3 Saildrone ExplorerA Saildrone Explorer is one of three classes of Saildrone USV—primarily wind and solar-powered with a low to zero operational carbon footprint. Credit: Saildrone

While every Saildrone USV can undertake multiple long missions concurrently, operating 24/7/365, increasing cost efficiencies, and accelerating renewable energy development, each vehicle class is optimized for a primary mission.

The 65-foot Saildrone Surveyor provides International Hydrographic Organization (IHO)-compliant multibeam ocean mapping down to 23,000 feet (7,000 m) that exceeds the quality delivered by traditional methods. Wind farm developers require a detailed understanding of the ocean floor and continuous surveying for topographical shifts due to sediment redistribution by ocean currents. Ocean mapping is traditionally done by survey ships, which are expensive and difficult to book causing costly construction delays. Operating without crew, the Saildrone Surveyor can map continuously for over 180 days, delivering high-quality hydrographic information faster at a fraction of the cost of traditional survey ships.

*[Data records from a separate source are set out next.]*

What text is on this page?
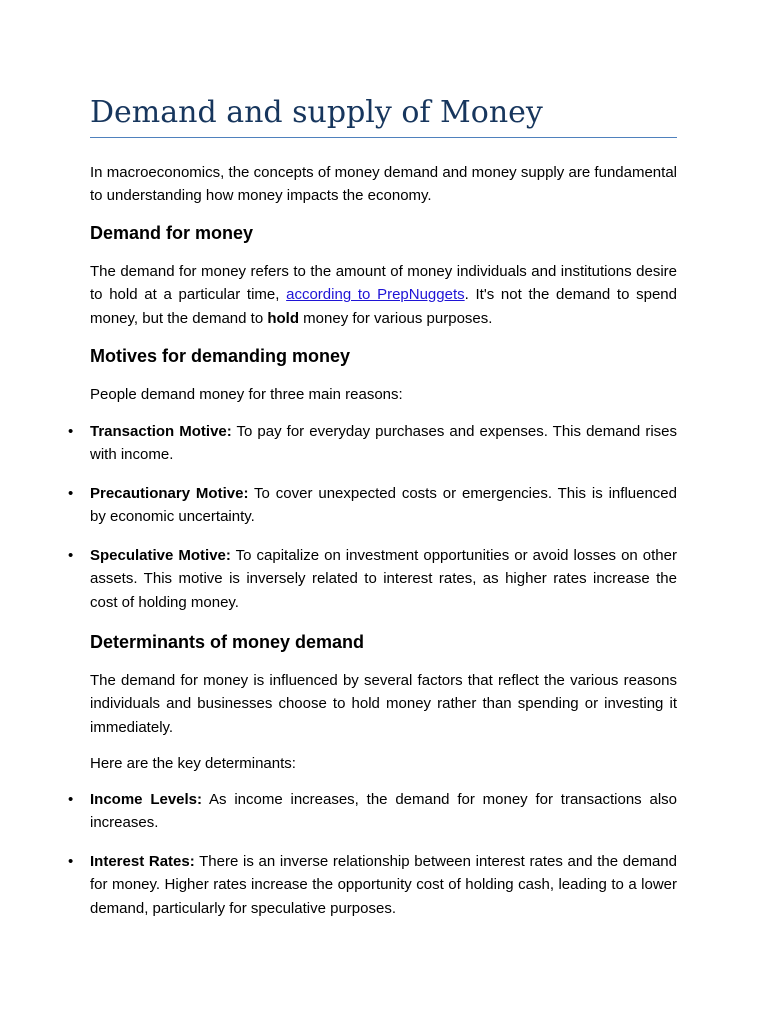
Demand and supply of Money

In macroeconomics, the concepts of money demand and money supply are fundamental to understanding how money impacts the economy.

Demand for money

The demand for money refers to the amount of money individuals and institutions desire to hold at a particular time, according to PrepNuggets. It's not the demand to spend money, but the demand to hold money for various purposes.

Motives for demanding money

People demand money for three main reasons:

•	Transaction Motive: To pay for everyday purchases and expenses. This demand rises with income.

•	Precautionary Motive: To cover unexpected costs or emergencies. This is influenced by economic uncertainty.

•	Speculative Motive: To capitalize on investment opportunities or avoid losses on other assets. This motive is inversely related to interest rates, as higher rates increase the cost of holding money.

Determinants of money demand

The demand for money is influenced by several factors that reflect the various reasons individuals and businesses choose to hold money rather than spending or investing it immediately.

Here are the key determinants:

•	Income Levels: As income increases, the demand for money for transactions also increases.

•	Interest Rates: There is an inverse relationship between interest rates and the demand for money. Higher rates increase the opportunity cost of holding cash, leading to a lower demand, particularly for speculative purposes.
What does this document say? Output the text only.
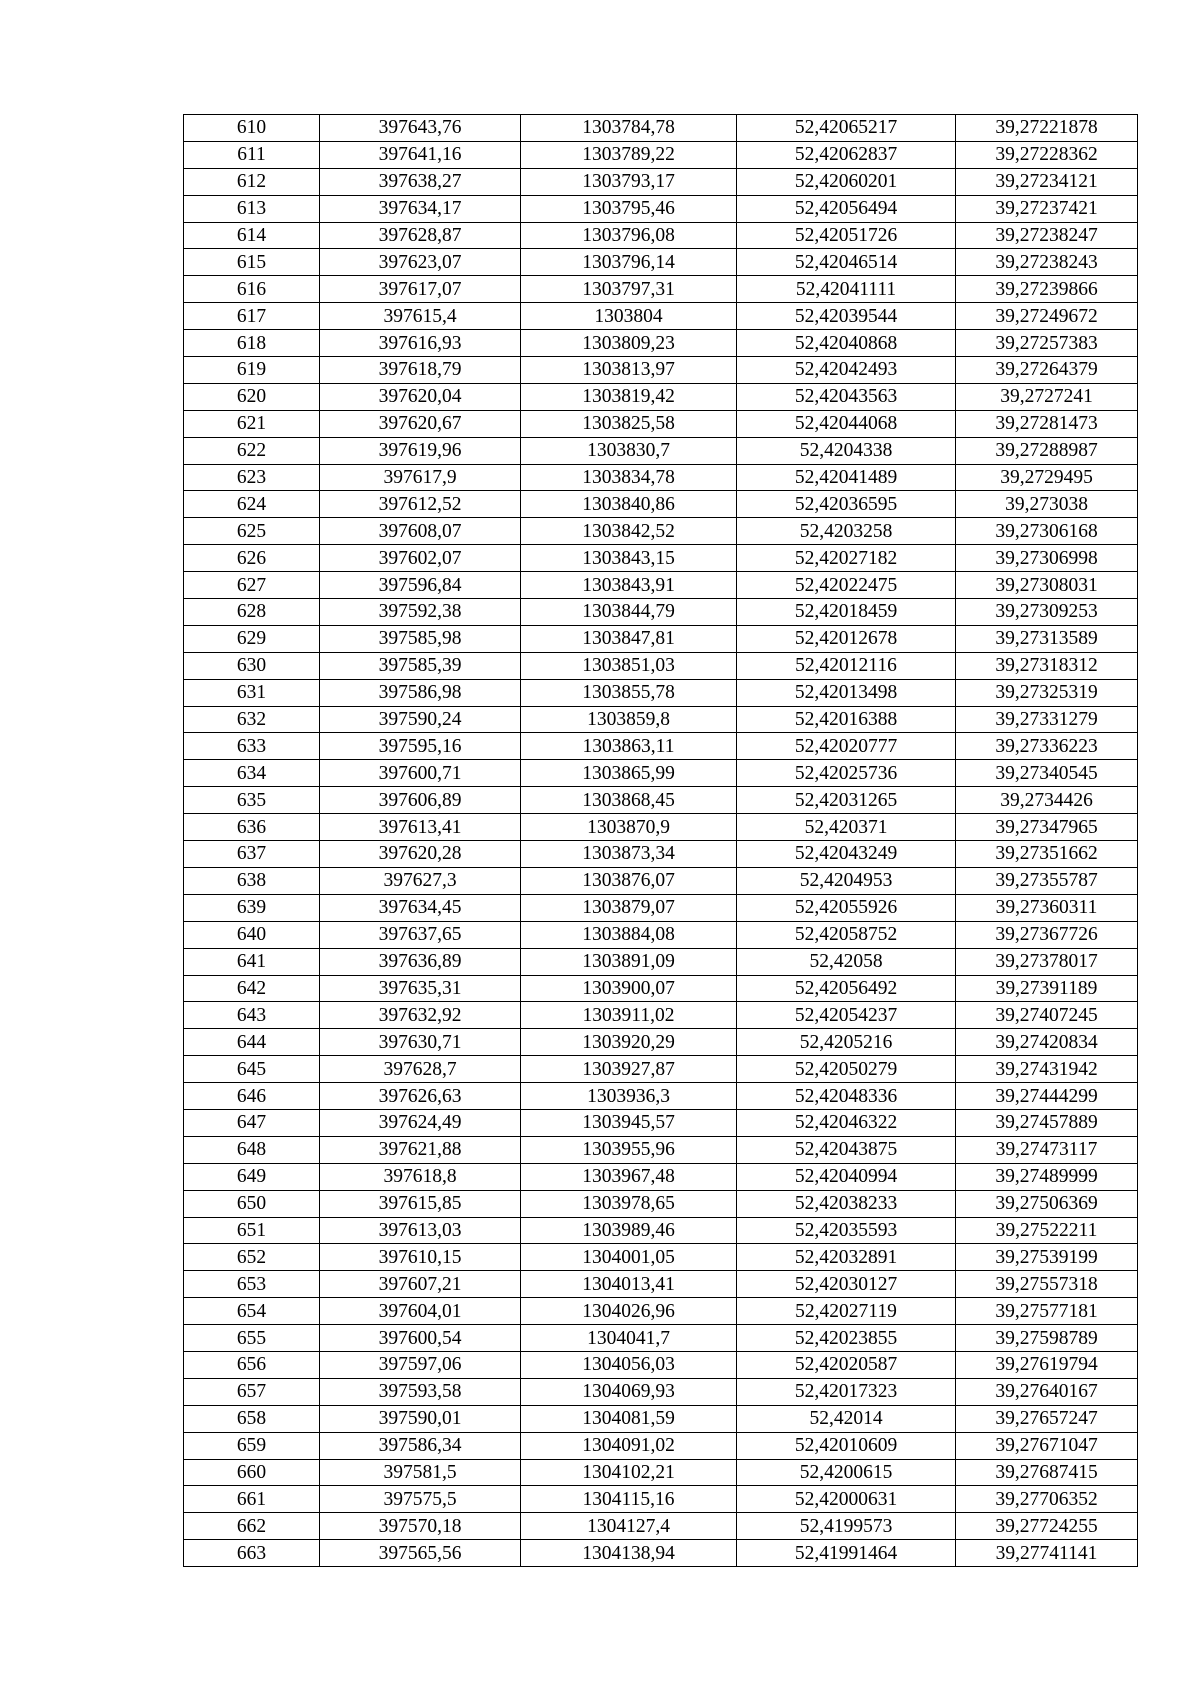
610	397643,76	1303784,78	52,42065217	39,27221878
611	397641,16	1303789,22	52,42062837	39,27228362
612	397638,27	1303793,17	52,42060201	39,27234121
613	397634,17	1303795,46	52,42056494	39,27237421
614	397628,87	1303796,08	52,42051726	39,27238247
615	397623,07	1303796,14	52,42046514	39,27238243
616	397617,07	1303797,31	52,42041111	39,27239866
617	397615,4	1303804	52,42039544	39,27249672
618	397616,93	1303809,23	52,42040868	39,27257383
619	397618,79	1303813,97	52,42042493	39,27264379
620	397620,04	1303819,42	52,42043563	39,2727241
621	397620,67	1303825,58	52,42044068	39,27281473
622	397619,96	1303830,7	52,4204338	39,27288987
623	397617,9	1303834,78	52,42041489	39,2729495
624	397612,52	1303840,86	52,42036595	39,273038
625	397608,07	1303842,52	52,4203258	39,27306168
626	397602,07	1303843,15	52,42027182	39,27306998
627	397596,84	1303843,91	52,42022475	39,27308031
628	397592,38	1303844,79	52,42018459	39,27309253
629	397585,98	1303847,81	52,42012678	39,27313589
630	397585,39	1303851,03	52,42012116	39,27318312
631	397586,98	1303855,78	52,42013498	39,27325319
632	397590,24	1303859,8	52,42016388	39,27331279
633	397595,16	1303863,11	52,42020777	39,27336223
634	397600,71	1303865,99	52,42025736	39,27340545
635	397606,89	1303868,45	52,42031265	39,2734426
636	397613,41	1303870,9	52,420371	39,27347965
637	397620,28	1303873,34	52,42043249	39,27351662
638	397627,3	1303876,07	52,4204953	39,27355787
639	397634,45	1303879,07	52,42055926	39,27360311
640	397637,65	1303884,08	52,42058752	39,27367726
641	397636,89	1303891,09	52,42058	39,27378017
642	397635,31	1303900,07	52,42056492	39,27391189
643	397632,92	1303911,02	52,42054237	39,27407245
644	397630,71	1303920,29	52,4205216	39,27420834
645	397628,7	1303927,87	52,42050279	39,27431942
646	397626,63	1303936,3	52,42048336	39,27444299
647	397624,49	1303945,57	52,42046322	39,27457889
648	397621,88	1303955,96	52,42043875	39,27473117
649	397618,8	1303967,48	52,42040994	39,27489999
650	397615,85	1303978,65	52,42038233	39,27506369
651	397613,03	1303989,46	52,42035593	39,27522211
652	397610,15	1304001,05	52,42032891	39,27539199
653	397607,21	1304013,41	52,42030127	39,27557318
654	397604,01	1304026,96	52,42027119	39,27577181
655	397600,54	1304041,7	52,42023855	39,27598789
656	397597,06	1304056,03	52,42020587	39,27619794
657	397593,58	1304069,93	52,42017323	39,27640167
658	397590,01	1304081,59	52,42014	39,27657247
659	397586,34	1304091,02	52,42010609	39,27671047
660	397581,5	1304102,21	52,4200615	39,27687415
661	397575,5	1304115,16	52,42000631	39,27706352
662	397570,18	1304127,4	52,4199573	39,27724255
663	397565,56	1304138,94	52,41991464	39,27741141
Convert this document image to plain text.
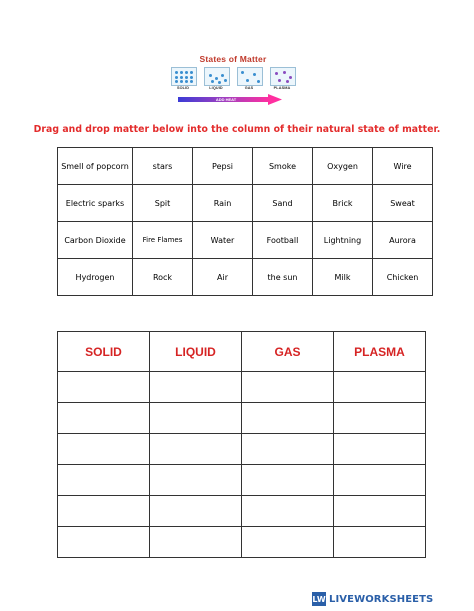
States of Matter
SOLID	LIQUID	GAS	PLASMA
ADD HEAT
Drag and drop matter below into the column of their natural state of matter.
Smell of popcorn	stars	Pepsi	Smoke	Oxygen	Wire
Electric sparks	Spit	Rain	Sand	Brick	Sweat
Carbon Dioxide	Fire Flames	Water	Football	Lightning	Aurora
Hydrogen	Rock	Air	the sun	Milk	Chicken
SOLID	LIQUID	GAS	PLASMA

LW LIVEWORKSHEETS
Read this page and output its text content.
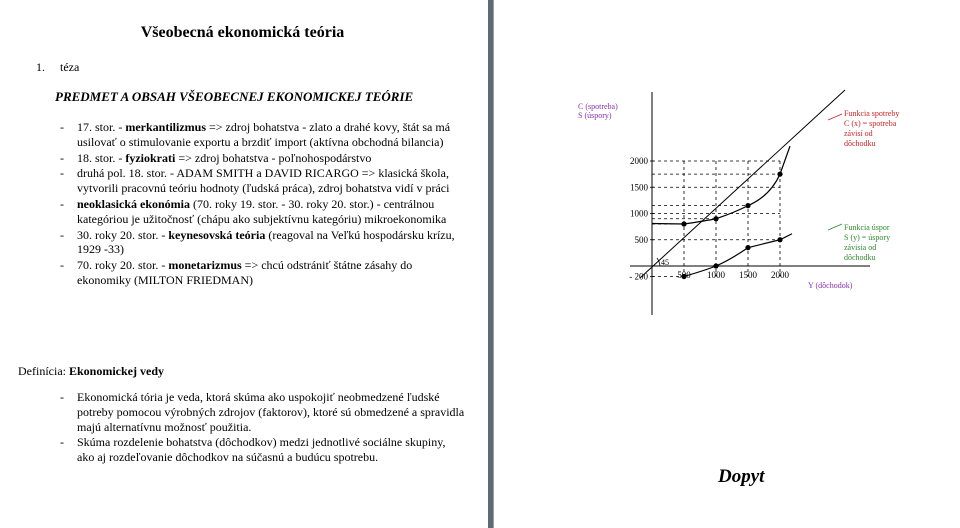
Všeobecná ekonomická teória
1. téza
PREDMET A OBSAH VŠEOBECNEJ EKONOMICKEJ TEÓRIE
- 17. stor. - merkantilizmus => zdroj bohatstva - zlato a drahé kovy, štát sa má usilovať o stimulovanie exportu a brzdiť import (aktívna obchodná bilancia)
- 18. stor. - fyziokrati => zdroj bohatstva - poľnohospodárstvo
- druhá pol. 18. stor. - ADAM SMITH a DAVID RICARGO => klasická škola, vytvorili pracovnú teóriu hodnoty (ľudská práca), zdroj bohatstva vidí v práci
- neoklasická ekonómia (70. roky 19. stor. - 30. roky 20. stor.) - centrálnou kategóriou je užitočnosť (chápu ako subjektívnu kategóriu) mikroekonomika
- 30. roky 20. stor. - keynesovská teória (reagoval na Veľkú hospodársku krízu, 1929 -33)
- 70. roky 20. stor. - monetarizmus => chcú odstrániť štátne zásahy do ekonomiky (MILTON FRIEDMAN)
Definícia: Ekonomickej vedy
- Ekonomická tória je veda, ktorá skúma ako uspokojiť neobmedzené ľudské potreby pomocou výrobných zdrojov (faktorov), ktoré sú obmedzené a spravidla majú alternatívnu možnosť použitia.
- Skúma rozdelenie bohatstva (dôchodkov) medzi jednotlivé sociálne skupiny, ako aj rozdeľovanie dôchodkov na súčasnú a budúcu spotrebu.
2000
1500
1000
500
- 200	500 1000 1500 2000
C (spotreba)
S (úspory)
Y (dôchodok)
45
Funkcia spotreby
C (x) = spotreba
závisí od
dôchodku
Funkcia úspor
S (y) = úspory
závisia od
dôchodku
Dopyt
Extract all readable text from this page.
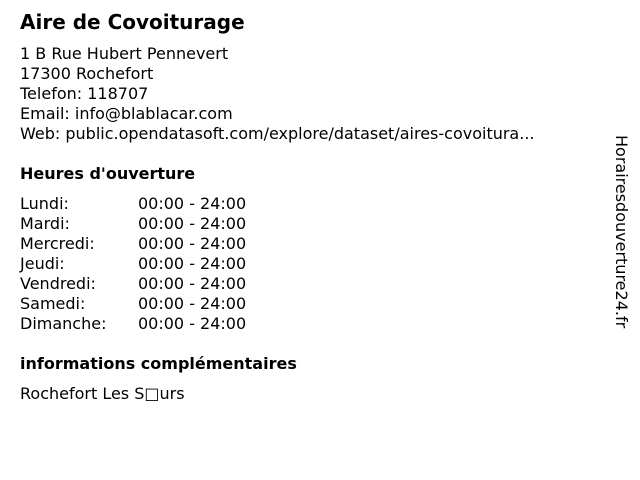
Aire de Covoiturage
1 B Rue Hubert Pennevert
17300 Rochefort
Telefon: 118707
Email: info@blablacar.com
Web: public.opendatasoft.com/explore/dataset/aires-covoitura...
Heures d'ouverture
Lundi:	00:00 - 24:00
Mardi:	00:00 - 24:00
Mercredi:	00:00 - 24:00
Jeudi:	00:00 - 24:00
Vendredi:	00:00 - 24:00
Samedi:	00:00 - 24:00
Dimanche:	00:00 - 24:00
informations complémentaires
Rochefort Les S□urs
Horairesdouverture24.fr
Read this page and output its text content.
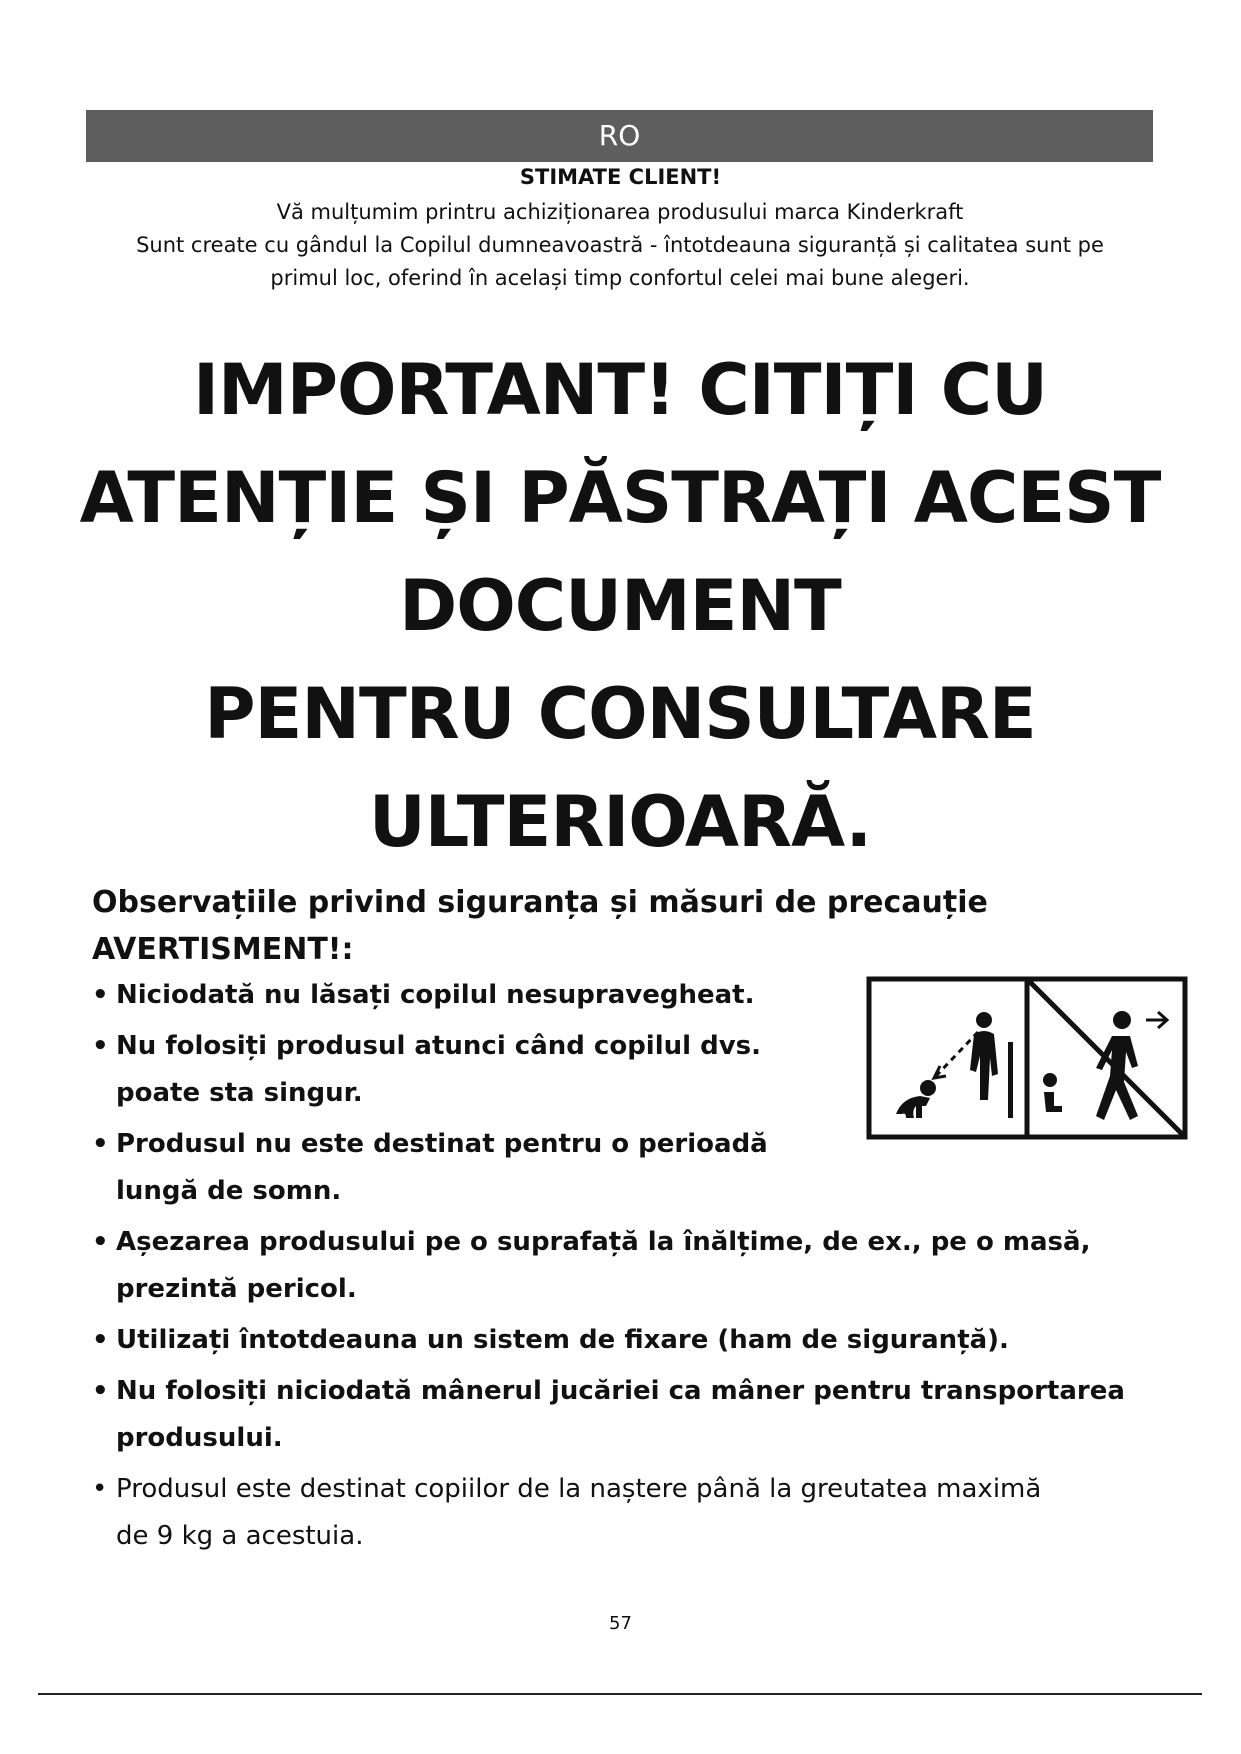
RO
STIMATE CLIENT!
Vă mulțumim printru achiziționarea produsului marca Kinderkraft
Sunt create cu gândul la Copilul dumneavoastră - întotdeauna siguranță și calitatea sunt pe
primul loc, oferind în același timp confortul celei mai bune alegeri.
IMPORTANT! CITIȚI CU
ATENȚIE ȘI PĂSTRAȚI ACEST
DOCUMENT
PENTRU CONSULTARE
ULTERIOARĂ.
Observațiile privind siguranța și măsuri de precauție
AVERTISMENT!:
• Niciodată nu lăsați copilul nesupravegheat.
• Nu folosiți produsul atunci când copilul dvs.
poate sta singur.
• Produsul nu este destinat pentru o perioadă
lungă de somn.
• Așezarea produsului pe o suprafață la înălțime, de ex., pe o masă,
prezintă pericol.
• Utilizați întotdeauna un sistem de fixare (ham de siguranță).
• Nu folosiți niciodată mânerul jucăriei ca mâner pentru transportarea
produsului.
• Produsul este destinat copiilor de la naștere până la greutatea maximă
de 9 kg a acestuia.
57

The 23-foot Explorer delivers persistent year-round monitoring of a comprehensive set of metocean data, a task traditionally requiring fixed buoys and met towers tied to a single location, which are challenging and expensive to permit, install, and service. Unlike buoys, Saildrone Explorers do not require a permit, or installation by ship, to start collecting data across the wind energy area. Powered entirely by wind and solar with a zero carbon operating footprint, the Saildrone Explorer can remain on mission for up to 12 months, transmitting critical data back to Mission Control in real time and sailing autonomously back to base for recalibration and service.

The 33-foot Voyager carries a complete set of metocean sensors plus a sub-bottom profiler to identify and characterize layers of sediment or rock under the seafloor and is capable of IHO-compliant multibeam ocean mapping down to 984 feet (300 m). The Voyager is also optimized for wind farm security providing persistent advanced situational awareness. Saildrone’s passive acoustics, optical cameras, and advanced machine learning algorithms deliver real-time detection of anything in the vicinity of offshore wind farms, including commercial and recreational boats or other vessels that may choose not to transmit their position, as well as identifying natural visitors like whales, seabirds, and bats to support environmental impact mitigation strategies.

The impressive capabilities of Saildrone’s autonomous vehicles have been proven in numerous operational missions for science, ocean mapping, and maritime security, covering almost 1,000,000 nautical miles from the Arctic to the Antarctic. The Saildrone fleet has logged more than 20,000 days at sea in some of the most extreme weather conditions on the planet.